In it, the groups call on TC Energy to upgrade the compressor units at the Petersburg station from gas to an emissions-free alternative, such as electric power. If other compressor facilities along the pipeline route are getting such upgrades, the critics ask, why is it not an option for Petersburg?

FERC faces more pressure than ever to consider environmental justice in its reviews. In one of his first acts as president, Joe Biden issued an executive order in January 2021 requiring federal agencies to give more weight to equity considerations. In response, FERC adopted an “equity action plan” that, among other priorities, singled out natural-gas decisions for deeper analysis.

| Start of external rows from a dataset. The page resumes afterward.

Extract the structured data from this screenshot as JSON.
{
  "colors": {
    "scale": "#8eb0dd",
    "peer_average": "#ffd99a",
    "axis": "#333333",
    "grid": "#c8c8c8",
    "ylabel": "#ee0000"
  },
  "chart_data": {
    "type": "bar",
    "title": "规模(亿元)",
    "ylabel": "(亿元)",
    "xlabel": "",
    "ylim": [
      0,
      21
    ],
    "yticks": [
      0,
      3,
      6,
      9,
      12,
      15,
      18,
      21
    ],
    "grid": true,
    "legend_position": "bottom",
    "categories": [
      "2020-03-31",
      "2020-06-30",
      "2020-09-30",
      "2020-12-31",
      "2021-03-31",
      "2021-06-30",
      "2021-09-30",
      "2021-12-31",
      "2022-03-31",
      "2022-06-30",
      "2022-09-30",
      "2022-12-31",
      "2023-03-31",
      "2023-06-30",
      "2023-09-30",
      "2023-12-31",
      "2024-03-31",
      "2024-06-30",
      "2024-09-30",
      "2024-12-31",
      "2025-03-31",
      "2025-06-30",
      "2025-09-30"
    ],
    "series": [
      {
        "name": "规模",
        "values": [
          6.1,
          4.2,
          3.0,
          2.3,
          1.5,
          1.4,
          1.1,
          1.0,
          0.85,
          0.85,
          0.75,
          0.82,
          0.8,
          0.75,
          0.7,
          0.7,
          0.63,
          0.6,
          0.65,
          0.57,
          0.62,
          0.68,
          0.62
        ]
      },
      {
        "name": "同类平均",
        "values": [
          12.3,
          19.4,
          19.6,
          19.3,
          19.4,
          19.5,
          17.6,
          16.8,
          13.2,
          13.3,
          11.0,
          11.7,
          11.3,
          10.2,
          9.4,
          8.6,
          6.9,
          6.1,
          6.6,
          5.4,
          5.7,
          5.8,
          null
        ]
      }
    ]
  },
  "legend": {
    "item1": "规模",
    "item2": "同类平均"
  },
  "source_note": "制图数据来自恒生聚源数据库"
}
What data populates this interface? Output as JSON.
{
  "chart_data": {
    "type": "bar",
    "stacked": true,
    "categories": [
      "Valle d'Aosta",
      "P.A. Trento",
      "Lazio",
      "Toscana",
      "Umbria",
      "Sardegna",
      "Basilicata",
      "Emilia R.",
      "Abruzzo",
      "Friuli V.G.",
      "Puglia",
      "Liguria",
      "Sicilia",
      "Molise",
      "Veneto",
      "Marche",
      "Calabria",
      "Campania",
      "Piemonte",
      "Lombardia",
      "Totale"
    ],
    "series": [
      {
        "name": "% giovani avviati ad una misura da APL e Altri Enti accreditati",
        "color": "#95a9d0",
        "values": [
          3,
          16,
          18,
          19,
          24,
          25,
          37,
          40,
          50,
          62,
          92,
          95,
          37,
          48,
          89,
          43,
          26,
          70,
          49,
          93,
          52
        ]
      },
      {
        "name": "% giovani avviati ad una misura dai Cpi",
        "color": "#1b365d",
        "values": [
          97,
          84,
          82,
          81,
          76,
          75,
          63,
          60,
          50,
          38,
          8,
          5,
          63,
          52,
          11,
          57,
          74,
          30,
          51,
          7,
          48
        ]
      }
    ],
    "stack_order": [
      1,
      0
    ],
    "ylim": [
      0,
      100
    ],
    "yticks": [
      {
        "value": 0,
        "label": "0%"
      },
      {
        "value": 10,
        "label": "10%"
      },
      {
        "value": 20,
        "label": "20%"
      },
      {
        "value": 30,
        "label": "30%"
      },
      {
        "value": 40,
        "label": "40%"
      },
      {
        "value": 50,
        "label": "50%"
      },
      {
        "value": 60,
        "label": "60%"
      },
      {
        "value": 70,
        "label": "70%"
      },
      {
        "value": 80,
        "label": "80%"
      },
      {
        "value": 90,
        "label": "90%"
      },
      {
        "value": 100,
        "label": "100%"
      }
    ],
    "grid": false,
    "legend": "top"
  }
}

The environmental groups told FERC and TC Energy in their letter that they don’t accept the finding that air pollutant levels will remain safe, calling the modeling method “improper and insufficient.”

“The methodology included in the [draft EIS], while sufficient for assessing generalized air quality impacts in a particular region, fails to adequately account for localized human health concerns,” the groups said in their letter. They pointed to research suggesting that there is no safe level of another pollutant: soot.

They added, “Fundamentally, it shows a lack of concern for the health of the communities that are burdened by pollution from the Petersburg Compressor Station and will be even more burdened if the VRP is approved as proposed.”

If the project is approved, TC Energy estimates that construction will begin between April and June 2024 and be completed by November 2025.